About 15 years ago, I wrote my first book and in it, I introduced a concept that I called “The Theory of Emotional Relativity.” What I suspect many of you do not know about me is that I have an undergraduate degree in Physics. I have always been fascinated by deciphering why things are the way they are. What causes one thing do this, but yet, based on another set of circumstances (application of force, pressure, etc.) why does a different stimulus cause a different reaction? To me, this study and inquiry of physical science was, at the time, a very feasible and pragmatic approach to discovering how to understand something … anything. And in all fairness, my study of physics was probably my first attempt to come out of the closet with my deep passion for decoding human behavior. Psychology, in college, was a little too abstract for me. So when I studied physics, I often tried to connect the established and proven theories of the hard sciences to human behavior. And that’s when I stumbled on knocking off Einstein’s Theory of Relativity.
Over the past couple of months, I have had almost a dozen exchanges where this has come up. I found my audience responding very favorable to this old theory of mine, so I’d like to share with you. Imagine two friends go hiking in a large park. Josh trips and breaks his arm during the hike. Paul also trips, but only has a minor cut on this arm. Clearly, Josh has a more traumatic experience and is in more pain. Let’s fast forward and say that both of them decide to go hiking again a year later. And again, they both trip. But this time, the pain is reversed. It is Josh who scratches his arm and Paul who breaks his arm. It is very plausible to assume that for Josh, after having broken his arm before and experienced that trauma, merely brushes off the scratch and does not think twice about it. After all, he has been through much worse in the past. For Paul, however, who had only experience a scratch before, the breaking of the arm is quite traumatic…since it was so much more painful than a scratch.

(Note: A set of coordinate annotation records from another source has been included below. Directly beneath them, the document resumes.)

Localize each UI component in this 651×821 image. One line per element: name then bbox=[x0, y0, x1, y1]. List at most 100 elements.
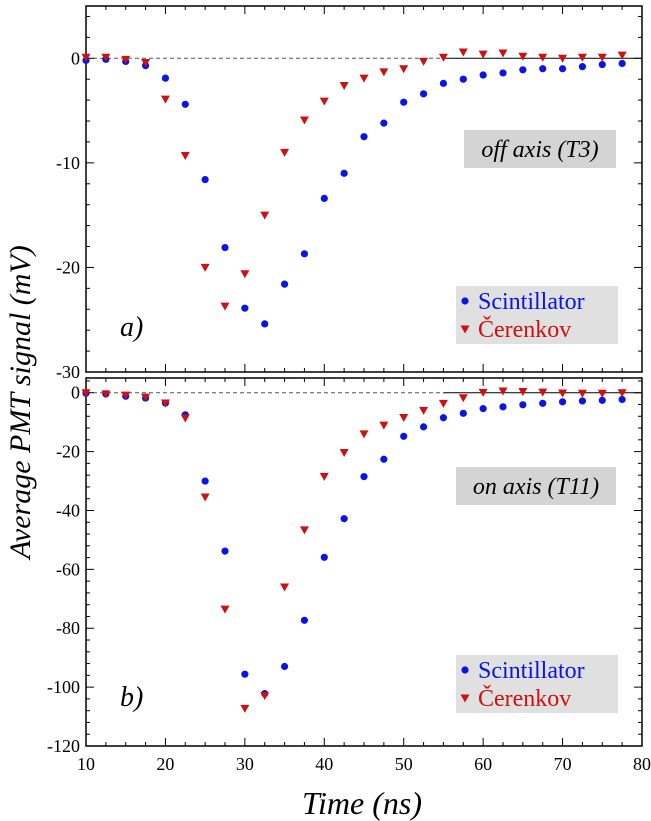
legend-marker-scintillator bbox=[461, 297, 469, 305]
cerenkov-point bbox=[160, 399, 170, 408]
y-tick-label: 0 bbox=[71, 383, 80, 403]
scintillator-point bbox=[578, 63, 587, 71]
scintillator-point bbox=[459, 409, 467, 417]
cerenkov-point bbox=[141, 58, 151, 67]
x-tick-label: 70 bbox=[554, 754, 572, 774]
scintillator-point bbox=[578, 397, 587, 405]
cerenkov-point bbox=[419, 406, 429, 415]
cerenkov-point bbox=[597, 53, 607, 62]
scintillator-point bbox=[618, 395, 626, 404]
cerenkov-point bbox=[280, 148, 290, 157]
legend-marker-cerenkov bbox=[460, 694, 470, 703]
legend-marker-cerenkov bbox=[460, 325, 470, 334]
panel-a: 0 -10 -20 -30 off axis (T3) a) ScintillatorČer… bbox=[56, 5, 643, 382]
cerenkov-point bbox=[538, 53, 548, 62]
annotation-text: on axis (T11) bbox=[473, 474, 599, 500]
cerenkov-point bbox=[121, 55, 131, 64]
scintillator-point bbox=[439, 414, 448, 422]
y-tick-label: 0 bbox=[71, 48, 80, 68]
cerenkov-point bbox=[359, 430, 369, 439]
cerenkov-point bbox=[577, 389, 587, 398]
scintillator-point bbox=[519, 401, 527, 409]
cerenkov-point bbox=[81, 53, 91, 62]
x-tick-label: 10 bbox=[77, 754, 95, 774]
cerenkov-point bbox=[319, 472, 329, 481]
scintillator-point bbox=[439, 79, 448, 87]
scintillator-point bbox=[539, 65, 547, 73]
scintillator-point bbox=[519, 66, 527, 74]
cerenkov-point bbox=[379, 68, 389, 77]
legend-label: Čerenkov bbox=[478, 685, 571, 712]
cerenkov-point bbox=[518, 52, 528, 61]
cerenkov-point bbox=[280, 583, 290, 592]
cerenkov-point bbox=[339, 448, 349, 457]
cerenkov-point bbox=[81, 389, 91, 398]
y-axis-label: Average PMT signal (mV) bbox=[4, 245, 37, 561]
cerenkov-point bbox=[141, 393, 151, 402]
scintillator-point bbox=[280, 662, 289, 671]
scintillator-point bbox=[241, 304, 249, 312]
cerenkov-point bbox=[478, 388, 488, 397]
y-tick-label: -20 bbox=[56, 442, 80, 462]
cerenkov-point bbox=[101, 53, 111, 62]
scintillator-point bbox=[558, 398, 567, 406]
scintillator-point bbox=[400, 432, 408, 440]
scintillator-point bbox=[201, 477, 209, 485]
cerenkov-point bbox=[498, 49, 508, 58]
cerenkov-point bbox=[498, 387, 508, 396]
cerenkov-point bbox=[577, 53, 587, 62]
y-tick-label: -60 bbox=[56, 559, 80, 579]
cerenkov-point bbox=[220, 302, 230, 311]
cerenkov-point bbox=[101, 390, 111, 399]
y-tick-label: -10 bbox=[56, 153, 80, 173]
scintillator-point bbox=[320, 194, 328, 203]
scintillator-point bbox=[320, 553, 328, 561]
cerenkov-point bbox=[419, 57, 429, 66]
scintillator-point bbox=[360, 473, 368, 481]
scintillator-point bbox=[340, 169, 348, 177]
cerenkov-point bbox=[299, 526, 309, 535]
cerenkov-point bbox=[558, 389, 568, 398]
x-tick-label: 50 bbox=[395, 754, 413, 774]
annotation-text: off axis (T3) bbox=[481, 137, 598, 163]
cerenkov-point bbox=[180, 152, 190, 161]
panel-label: b) bbox=[120, 682, 143, 713]
cerenkov-point bbox=[617, 51, 627, 60]
cerenkov-point bbox=[299, 116, 309, 125]
cerenkov-point bbox=[617, 389, 627, 398]
scintillator-point bbox=[539, 399, 547, 407]
legend-marker-scintillator bbox=[461, 666, 469, 674]
legend-box bbox=[456, 286, 618, 344]
x-tick-label: 60 bbox=[474, 754, 492, 774]
y-tick-label: -30 bbox=[56, 362, 80, 382]
panel-b: 10 20 30 40 50 60 70 80 0 -20 -40 -60 -80 -100 -120 on … bbox=[47, 377, 651, 774]
cerenkov-point bbox=[478, 50, 488, 59]
scintillator-point bbox=[380, 119, 388, 127]
x-tick-label: 20 bbox=[156, 754, 174, 774]
scintillator-point bbox=[479, 405, 487, 413]
y-tick-label: -80 bbox=[56, 618, 80, 638]
scintillator-point bbox=[181, 100, 189, 108]
legend-label: Scintillator bbox=[478, 289, 585, 315]
scintillator-point bbox=[221, 547, 229, 555]
cerenkov-point bbox=[260, 211, 270, 220]
scintillator-point bbox=[201, 175, 209, 184]
cerenkov-point bbox=[438, 53, 448, 62]
scintillator-point bbox=[241, 670, 249, 678]
cerenkov-point bbox=[121, 391, 131, 400]
cerenkov-point bbox=[240, 270, 250, 279]
x-tick-label: 40 bbox=[315, 754, 333, 774]
cerenkov-point bbox=[458, 48, 468, 57]
cerenkov-point bbox=[597, 389, 607, 398]
scintillator-point bbox=[598, 60, 606, 69]
scintillator-point bbox=[598, 396, 606, 404]
y-tick-label: -120 bbox=[47, 736, 80, 756]
cerenkov-point bbox=[538, 388, 548, 397]
cerenkov-point bbox=[220, 605, 230, 614]
y-tick-label: -40 bbox=[56, 500, 80, 520]
cerenkov-point bbox=[180, 414, 190, 423]
scintillator-point bbox=[280, 280, 289, 288]
scintillator-point bbox=[479, 71, 487, 79]
x-tick-label: 30 bbox=[236, 754, 254, 774]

The Theory of Emotional Relativity argues that those of us that have had more challenging experiences in life are better prepared than those who have had less challenging experiences simply because our scale for measuring the gravity of these experiences is so different. There is an old saying, Some of us learn from our experiences, and others never recover. Those who learn from their experiences have a far better opportunity to have significantly higher EQ than those who do not. So in effect, those who have had more traumatic experiences in their past also have more opportunity to have higher EQ than those who have not. In other words, victims (of all kinds) are actually capable, if they choose, to achieve higher degrees of success if they can convert their experiences to learning experiences. This is quite a dramatic shift of the victim’s paradigm as we have previously known it — which is traditionally to blame others (rightfully so, in many cases) or to hide behind the experiences for very long periods of time.

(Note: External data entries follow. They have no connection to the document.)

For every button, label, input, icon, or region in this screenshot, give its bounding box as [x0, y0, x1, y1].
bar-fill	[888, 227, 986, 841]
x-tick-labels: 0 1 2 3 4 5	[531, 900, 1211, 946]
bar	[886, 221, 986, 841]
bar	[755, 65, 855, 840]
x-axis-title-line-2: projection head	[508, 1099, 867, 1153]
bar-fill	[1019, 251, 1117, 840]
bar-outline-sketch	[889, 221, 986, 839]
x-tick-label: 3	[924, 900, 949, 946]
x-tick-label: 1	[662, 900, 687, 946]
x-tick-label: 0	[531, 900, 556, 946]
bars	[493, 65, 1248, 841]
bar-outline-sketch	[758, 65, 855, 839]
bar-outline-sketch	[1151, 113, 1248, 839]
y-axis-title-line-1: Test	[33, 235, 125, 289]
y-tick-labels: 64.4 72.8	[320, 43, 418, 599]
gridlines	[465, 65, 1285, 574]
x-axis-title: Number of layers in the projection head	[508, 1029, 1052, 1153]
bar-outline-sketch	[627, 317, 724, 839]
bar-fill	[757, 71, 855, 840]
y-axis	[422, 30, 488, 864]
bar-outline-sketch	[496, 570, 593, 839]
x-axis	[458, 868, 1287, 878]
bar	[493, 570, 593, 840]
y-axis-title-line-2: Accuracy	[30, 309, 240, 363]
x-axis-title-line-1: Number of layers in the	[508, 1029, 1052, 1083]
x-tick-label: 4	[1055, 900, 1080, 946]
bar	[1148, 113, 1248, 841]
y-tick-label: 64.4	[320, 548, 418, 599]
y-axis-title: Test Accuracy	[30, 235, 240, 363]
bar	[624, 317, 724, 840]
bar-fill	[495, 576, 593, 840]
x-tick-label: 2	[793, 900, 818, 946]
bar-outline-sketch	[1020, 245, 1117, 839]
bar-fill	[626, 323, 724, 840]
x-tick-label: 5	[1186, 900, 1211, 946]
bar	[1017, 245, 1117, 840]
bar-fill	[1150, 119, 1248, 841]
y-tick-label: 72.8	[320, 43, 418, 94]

Emotional experiences are relative – two people experiencing the same experiences will almost never have the same emotional response because the response is based on what we experienced before, and how we processed those events. As a leader or manager, it can be incredibly powerful to have a sense of your team members’ past emotional experiences, as they can be great clues to how much resilience they have and how well-equipped with EQ they are. This is very critical to understand and appreciate — not only when it comes to growing one’s own EQ, both personally and professionally… but of others’ as well.



1 response so far ↓
Andrew Webster // June 8, 2009 at 5:26 PM
This is facinating, and intuitively I agree with the theory. However, I detect a challenge in the application of sensitivity in varying degrees to people in similar or equal situations.

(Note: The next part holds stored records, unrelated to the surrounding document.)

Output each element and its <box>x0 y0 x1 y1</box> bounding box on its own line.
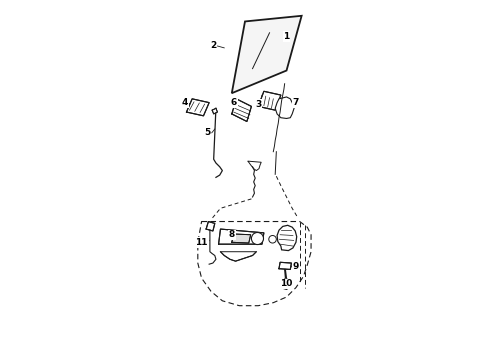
Polygon shape <box>206 221 215 231</box>
Text: 1: 1 <box>283 32 290 41</box>
Polygon shape <box>258 91 281 110</box>
Text: 3: 3 <box>255 100 261 109</box>
Text: 4: 4 <box>181 98 188 107</box>
Polygon shape <box>187 99 209 116</box>
Polygon shape <box>232 234 251 243</box>
Circle shape <box>269 235 276 243</box>
Polygon shape <box>232 16 302 93</box>
Text: 2: 2 <box>210 41 216 50</box>
Polygon shape <box>212 108 218 114</box>
Text: 8: 8 <box>229 230 235 239</box>
Polygon shape <box>220 252 256 261</box>
Polygon shape <box>275 97 294 118</box>
Text: 11: 11 <box>196 238 208 247</box>
Polygon shape <box>232 99 251 121</box>
Text: 10: 10 <box>280 279 293 288</box>
Polygon shape <box>247 161 261 171</box>
Text: 5: 5 <box>204 128 210 137</box>
Polygon shape <box>279 262 292 270</box>
Text: 7: 7 <box>293 98 299 107</box>
Text: 6: 6 <box>231 98 237 107</box>
Polygon shape <box>277 225 297 251</box>
Circle shape <box>251 233 264 244</box>
Text: 9: 9 <box>293 262 299 271</box>
Polygon shape <box>219 229 264 244</box>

Don’t people expect equal treatment, and become upset if others seem to receive more recovery time after difficult situations, or any other emotionally challenging events? A leader can’t easily say tell one party that “you don’t deserve the same leniency here, because your life until this point has been made of more difficult experiences.”
Note that I am an EQ ingnoramus – be gentle should you respond. I’m really curious to know how to exercise sensitivity sensitively.